The longevity pedigree isn’t my original idea, but it’s fun and can be quite useful, so I’ve created a longevity pedigree chart for both my mother’s and father’s lines.
People are taking different approaches. Some people are just putting the age at death on a blank pedigree chart. You can find a nice selection of blank forms here.
One person created a new “tree” in their genealogy software with the death ages, which is very crisp and attractive. I thought about that approach, but I would have added their cause of death, and then I would want to know who died. So rather than recreate all of that, I just printed the first several generations of what I have, which of course includes their name, and wrote in the age at death and cause of death by hand. I know, not very high tech, but sometimes the best solution is just plain old fashioned.
This exercise was interesting in several ways.
First, I never realized that my mother lost both of her grandfathers to tuberculosis before the days of antibiotics. One died years before her birth and the other when she was a toddler. I always thought that my grandfather, her father, had contracted tuberculosis from his father-in-law, but it could have been from his father instead.
Looking at these pedigree charts and realizing how many lives could have been saved with antibiotics certainly gives me pause to reflect.
Tuberculosis is not genetic, but other diseases and conditions are. Of course, the generations closest to you are the most likely to have a genetic effect. The good news is that those are the generations for whom you’re most likely to be able to obtain cause of death information.
I never realized until I put together this chart that I don’t know my mother’s grandmother’s cause of death. Nora died in 1949, so it’s certainly available. I’ve just never sent for her death certificate.
In my father’s line, his two sisters, his father William George Estes, John R. Estes and John R.’s father, George Estes (generation 7, off the chart) all lived to be within sniffing distance of 100. Some were a couple of years older, some a couple of years younger. Anyone who lived that long has earned the right to have “old age” as a cause of death.
Sometimes, I didn’t know an exact cause of death, but I did know something of the person’s health and I was “betting” that their disease was involved in some way with their death. Ruthy Dodson was so disabled by arthritis that she had to be carried out of her house down the mountain to live with her son – so she wasn’t very mobile and that had to affect her health.
And then there was poor Joel Vannoy. That poor man truly was “insane” and the family did everything they could to protect him from himself. He couldn’t be left alone for a minute for fear he’s burn the house down or create some other dangerous situation. Now, he could have just died of being an old man eating too much bacon and good gravy in Appalachia – or he could have died of something more directly related to his disease. I’ll never know because, believe me, that situation was NOT discussed. I found the evidence in the court records. I’m just hoping I didn’t inherit that insanity part. Hold the comments please!

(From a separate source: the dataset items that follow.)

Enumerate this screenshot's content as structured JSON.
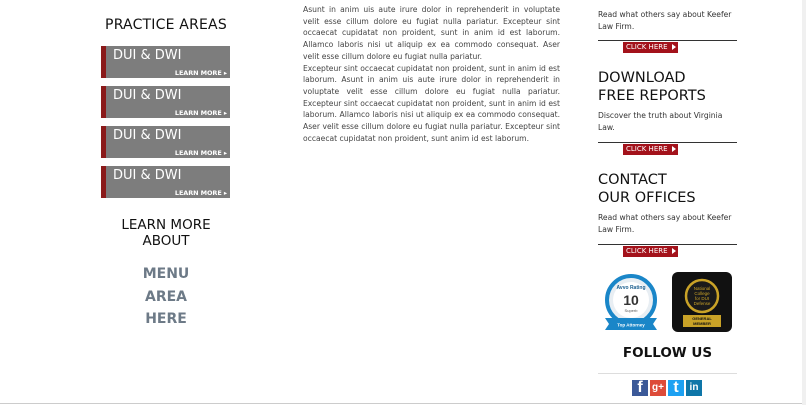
{
  "left": {
    "practice_title": "PRACTICE AREAS",
    "buttons": [
      {
        "label": "DUI & DWI",
        "sub": "LEARN MORE"
      },
      {
        "label": "DUI & DWI",
        "sub": "LEARN MORE"
      },
      {
        "label": "DUI & DWI",
        "sub": "LEARN MORE"
      },
      {
        "label": "DUI & DWI",
        "sub": "LEARN MORE"
      }
    ],
    "learn_title": "LEARN MORE ABOUT",
    "menu_lines": [
      "MENU",
      "AREA",
      "HERE"
    ]
  },
  "middle": {
    "paragraphs": [
      "Asunt in anim uis aute irure dolor in reprehenderit in voluptate velit esse cillum dolore eu fugiat nulla pariatur. Excepteur sint occaecat cupidatat non proident, sunt in anim id est laborum. Allamco laboris nisi ut aliquip ex ea commodo consequat. Aser velit esse cillum dolore eu fugiat nulla pariatur.",
      "Excepteur sint occaecat cupidatat non proident, sunt in anim id est laborum. Asunt in anim uis aute irure dolor in reprehenderit in voluptate velit esse cillum dolore eu fugiat nulla pariatur. Excepteur sint occaecat cupidatat non proident, sunt in anim id est laborum. Allamco laboris nisi ut aliquip ex ea commodo consequat. Aser velit esse cillum dolore eu fugiat nulla pariatur. Excepteur sint occaecat cupidatat non proident, sunt anim id est laborum."
    ]
  },
  "right": {
    "top_text": "Read what others say about Keefer Law Firm.",
    "click_here": "CLICK HERE",
    "reports_title_1": "DOWNLOAD",
    "reports_title_2": "FREE REPORTS",
    "reports_text": "Discover the truth about Virginia Law.",
    "contact_title_1": "CONTACT",
    "contact_title_2": "OUR OFFICES",
    "contact_text": "Read what others say about Keefer Law Firm.",
    "avvo": {
      "brand": "Avvo",
      "rating_label": "Rating",
      "score": "10",
      "grade": "Superb",
      "banner": "Top Attorney"
    },
    "ncdd": {
      "line1": "National",
      "line2": "College",
      "line3": "for DUI",
      "line4": "Defense",
      "banner1": "GENERAL",
      "banner2": "MEMBER"
    },
    "follow_title": "FOLLOW US",
    "social": [
      {
        "name": "facebook",
        "glyph": "f",
        "color": "#3b5998"
      },
      {
        "name": "google-plus",
        "glyph": "g+",
        "color": "#dd4b39"
      },
      {
        "name": "twitter",
        "glyph": "t",
        "color": "#1da1f2"
      },
      {
        "name": "linkedin",
        "glyph": "in",
        "color": "#0e76a8"
      }
    ]
  }
}
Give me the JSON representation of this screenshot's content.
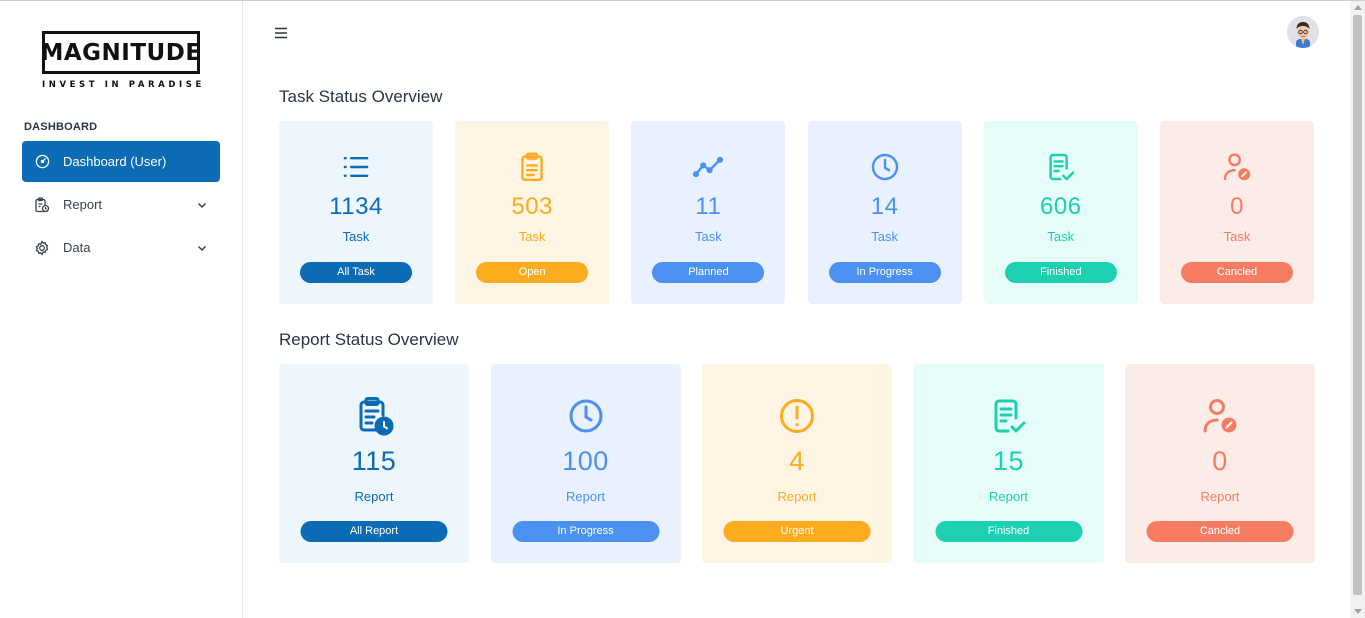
{
  "brand": {
    "name": "MAGNITUDE",
    "tagline": "INVEST IN PARADISE"
  },
  "sidebar": {
    "section": "DASHBOARD",
    "items": [
      {
        "label": "Dashboard (User)",
        "icon": "gauge-icon",
        "active": true
      },
      {
        "label": "Report",
        "icon": "clipboard-clock-icon",
        "expandable": true
      },
      {
        "label": "Data",
        "icon": "gear-icon",
        "expandable": true
      }
    ]
  },
  "header": {
    "menu_icon": "hamburger-icon",
    "avatar": "user-avatar"
  },
  "task_overview": {
    "title": "Task Status Overview",
    "cards": [
      {
        "value": "1134",
        "unit": "Task",
        "button": "All Task",
        "icon": "list-icon",
        "color": "#0b6bb5",
        "bg": "#eef6fd",
        "btn": "#0b6bb5"
      },
      {
        "value": "503",
        "unit": "Task",
        "button": "Open",
        "icon": "clipboard-icon",
        "color": "#fdab1f",
        "bg": "#fef4e4",
        "btn": "#fdab1f"
      },
      {
        "value": "11",
        "unit": "Task",
        "button": "Planned",
        "icon": "trend-icon",
        "color": "#4b91f1",
        "bg": "#e8f1fd",
        "btn": "#4b91f1"
      },
      {
        "value": "14",
        "unit": "Task",
        "button": "In Progress",
        "icon": "clock-icon",
        "color": "#4b91f1",
        "bg": "#e8f1fd",
        "btn": "#4b91f1"
      },
      {
        "value": "606",
        "unit": "Task",
        "button": "Finished",
        "icon": "doc-check-icon",
        "color": "#1bd1b2",
        "bg": "#e6fcf8",
        "btn": "#1bd1b2"
      },
      {
        "value": "0",
        "unit": "Task",
        "button": "Cancled",
        "icon": "user-cancel-icon",
        "color": "#f67d63",
        "bg": "#fcece8",
        "btn": "#f67d63"
      }
    ]
  },
  "report_overview": {
    "title": "Report Status Overview",
    "cards": [
      {
        "value": "115",
        "unit": "Report",
        "button": "All Report",
        "icon": "clipboard-clock-icon",
        "color": "#0b6bb5",
        "bg": "#eef6fd",
        "btn": "#0b6bb5"
      },
      {
        "value": "100",
        "unit": "Report",
        "button": "In Progress",
        "icon": "clock-icon",
        "color": "#4b91f1",
        "bg": "#e8f1fd",
        "btn": "#4b91f1"
      },
      {
        "value": "4",
        "unit": "Report",
        "button": "Urgent",
        "icon": "alert-icon",
        "color": "#fdab1f",
        "bg": "#fef4e4",
        "btn": "#fdab1f"
      },
      {
        "value": "15",
        "unit": "Report",
        "button": "Finished",
        "icon": "doc-check-icon",
        "color": "#1bd1b2",
        "bg": "#e6fcf8",
        "btn": "#1bd1b2"
      },
      {
        "value": "0",
        "unit": "Report",
        "button": "Cancled",
        "icon": "user-cancel-icon",
        "color": "#f67d63",
        "bg": "#fcece8",
        "btn": "#f67d63"
      }
    ]
  }
}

One disease was quite unusual and I couldn’t find any references online. Looking at Lazarus Dodson who died at 66 of “breast disease,” I have to wonder about male breast cancer.
Wars were devastating to families. Samuel Claxton died of either tuberculosis or “bronchitis” that he contracted during the Civil War. It wasn’t counted as a war fatality, because he didn’t die until a few years later after he returned home.

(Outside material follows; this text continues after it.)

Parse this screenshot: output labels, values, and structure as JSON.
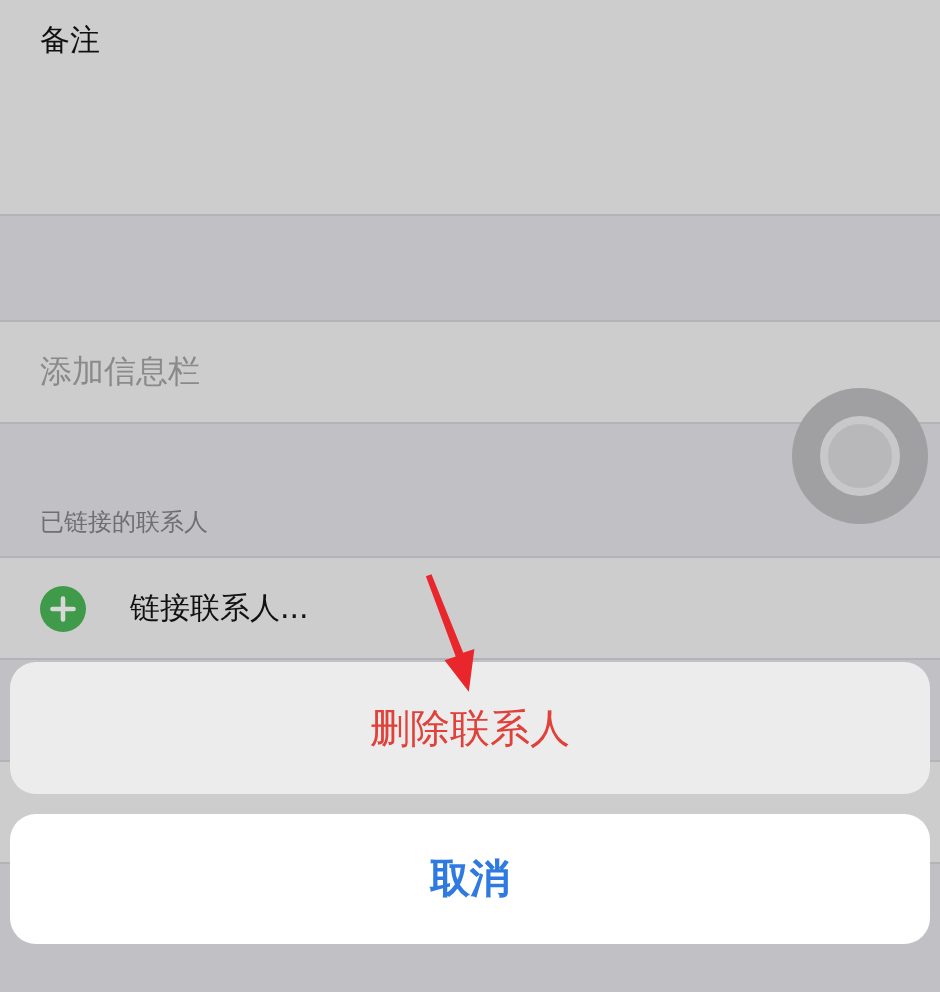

Lots of women disappeared from pedigree charts during their child-bearing years. We don’t know why, and it might not have been related to childbirth, but that’s the best bet.
After Elizabeth Campbell’s untimely death between 25 and 28, of unknown causes, her husband brought their children back from Alabama and left them with her parents in Tennessee to raise. I don’t know if she would have been relieved or appalled.

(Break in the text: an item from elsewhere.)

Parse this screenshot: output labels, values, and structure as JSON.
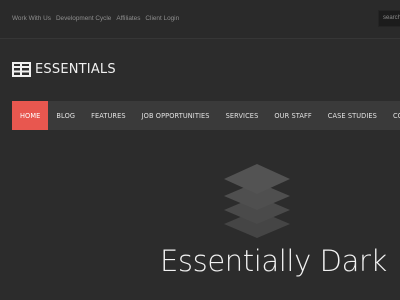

And what happened to Charles Speak and Ann McKee who both died between 1840 and 1850, between the ages of 36-46, leaving a passel of children for relatives to raise. This makes me wonder about epidemics.
And speaking of epidemics, both Joseph Bolton and his wife Margaret Claxton died of the Spanish flu within a few days of each other. The family story says that they put Old Joseph’s body in the barn, since it was winter and the ground was frozen, until Margaret died so they would only have to have one funeral and put off digging in the frozen ground as long as possible.
Some causes of death are really suggestive of other things. For example, George Drechsel died of pneumonia, but he had been becoming increasingly senile and weak. Even today, pneumonia is often an official cause of death, but something like cancer or heart disease is actually underlying the situation. Pneumonia isn’t hereditary, but the proclivity for cancer and heart disease certainly can be.
Now that I’ve created these longevity pedigree charts, what am I going to do with them? I’m going to give them to my children for one thing, so that they can have this information for their own medical records. I will probably give it to my physician as well.
Have fun creating your own longevity pedigree chart. You’ll assuredly learn something about your family that you didn’t know!